Lang geleden
In het noorden van Scandinavie zijn grottekeningen gevonden van mensen op ski’s. Deze tekeningen bleken 6000 tot 7000 jaar oud te zijn. In de zoektocht naar onder andere voedsel en kleding trokken de toenmalige bewoners mee met kuddes rendieren.
Zo hoog in het noorden heerste een lange en strenge winters en ligt er voor langere periodes sneeuw. Om het verplaatsen over land makkelijker te maken werd er gebruik gemaakt van ski’s. De ski’s waren lang en smal, maar zagen er toen heel anders uit dan dat we nu gewend zijn.
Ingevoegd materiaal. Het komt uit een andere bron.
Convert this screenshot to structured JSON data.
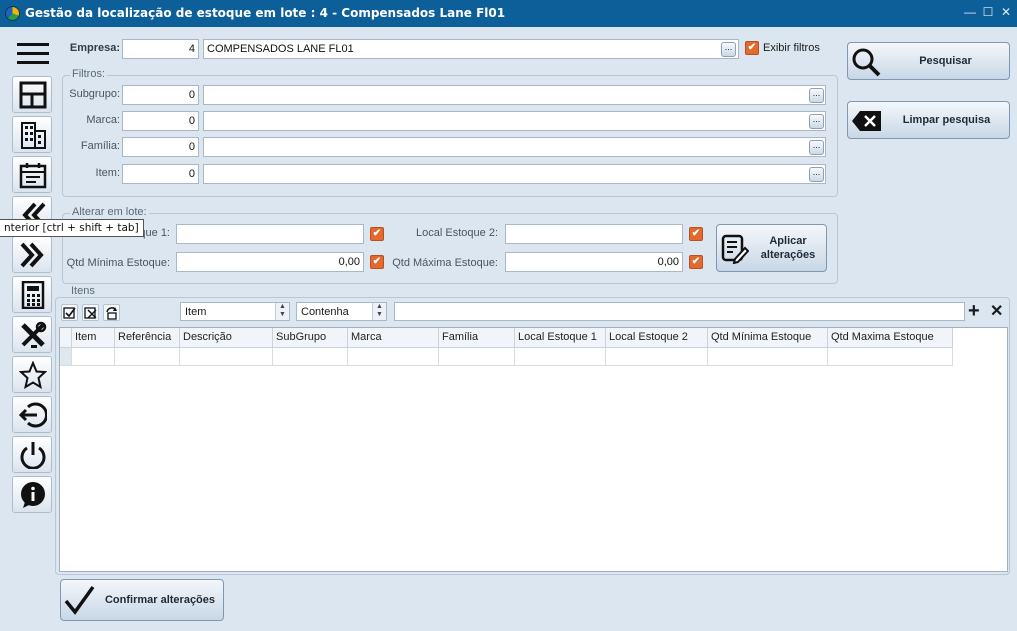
{
  "window": {
    "title": "Gestão da localização de estoque em lote : 4 - Compensados Lane Fl01",
    "controls": {
      "minimize": "—",
      "maximize": "☐",
      "close": "✕"
    }
  },
  "sidebar": {
    "items": [
      {
        "icon": "menu-icon"
      },
      {
        "icon": "layout-icon"
      },
      {
        "icon": "building-icon"
      },
      {
        "icon": "calendar-icon"
      },
      {
        "icon": "previous-icon"
      },
      {
        "icon": "next-icon"
      },
      {
        "icon": "calculator-icon"
      },
      {
        "icon": "tools-icon"
      },
      {
        "icon": "star-icon"
      },
      {
        "icon": "logout-icon"
      },
      {
        "icon": "power-icon"
      },
      {
        "icon": "info-icon"
      }
    ],
    "tooltip": "nterior [ctrl + shift + tab]"
  },
  "empresa": {
    "label": "Empresa:",
    "code": "4",
    "name": "COMPENSADOS LANE FL01",
    "lookup": "...",
    "show_filters_label": "Exibir filtros",
    "show_filters_checked": true
  },
  "filtros": {
    "title": "Filtros:",
    "rows": [
      {
        "label": "Subgrupo:",
        "code": "0",
        "desc": "",
        "lookup": "..."
      },
      {
        "label": "Marca:",
        "code": "0",
        "desc": "",
        "lookup": "..."
      },
      {
        "label": "Família:",
        "code": "0",
        "desc": "",
        "lookup": "..."
      },
      {
        "label": "Item:",
        "code": "0",
        "desc": "",
        "lookup": "..."
      }
    ]
  },
  "alterar": {
    "title": "Alterar em lote:",
    "local1_label": "toque 1:",
    "local1_value": "",
    "local2_label": "Local Estoque 2:",
    "local2_value": "",
    "qtd_min_label": "Qtd Mínima Estoque:",
    "qtd_min_value": "0,00",
    "qtd_max_label": "Qtd Máxima Estoque:",
    "qtd_max_value": "0,00",
    "apply_label_1": "Aplicar",
    "apply_label_2": "alterações",
    "checks": [
      true,
      true,
      true,
      true
    ]
  },
  "actions": {
    "search_label": "Pesquisar",
    "clear_label": "Limpar pesquisa",
    "confirm_label": "Confirmar alterações"
  },
  "itens": {
    "title": "Itens",
    "field_select": "Item",
    "operator_select": "Contenha",
    "search_value": "",
    "add": "+",
    "remove": "✕",
    "columns": [
      "Item",
      "Referência",
      "Descrição",
      "SubGrupo",
      "Marca",
      "Família",
      "Local Estoque 1",
      "Local Estoque 2",
      "Qtd Mínima Estoque",
      "Qtd Maxima Estoque"
    ],
    "rows": []
  },
  "colors": {
    "titlebar": "#0d5f9a",
    "background": "#dbe6f0",
    "checkbox": "#e26a2c"
  }
}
Om de oudste ski die ooit gevonden is te kunnen bekijken moet je afreizen naar het skimuseum in Olso. Deze 2600 jaar oude ski werd in veengrond aangetroffen. De eigenschappen van veengrond zorgen voor een langzame vertering. Het ontwerp is heel doordacht: de ski heeft een oplopende voor- en achterkant en in het midden is hij dikker en zit er een gat. Door dat gat werd een twijg, een soort takje, gestoken waarmee de ski aan de voet vastgemaakt kon worden. De gevonden ski is ongeveer 80 cm lang en 30 cm breed. Met enige fantasie lijkt hij op de sneeuwschoenen van tegenwoordig. Alle andere oude ski’s die men heeft gevonden, zijn van een veel recentere datum. In Noord-Siberië is een ski van 200 jaar oud gevonden, die eruitziet als een snowboard van nu. In Lapland en Siberië zijn ook “echte” ski’s gevonden uit diezelfde periode. Deze ski’s hebben net als nu een lange smalle vorm. Omdat er toen geen liften waren, werd er met de ski’s omhoog gelopen. Om het lopen te vereenvoudigen en te voorkomen dat de ski’s terug gleden werden er dierenhuiden onder de ski’s vastgemaakt.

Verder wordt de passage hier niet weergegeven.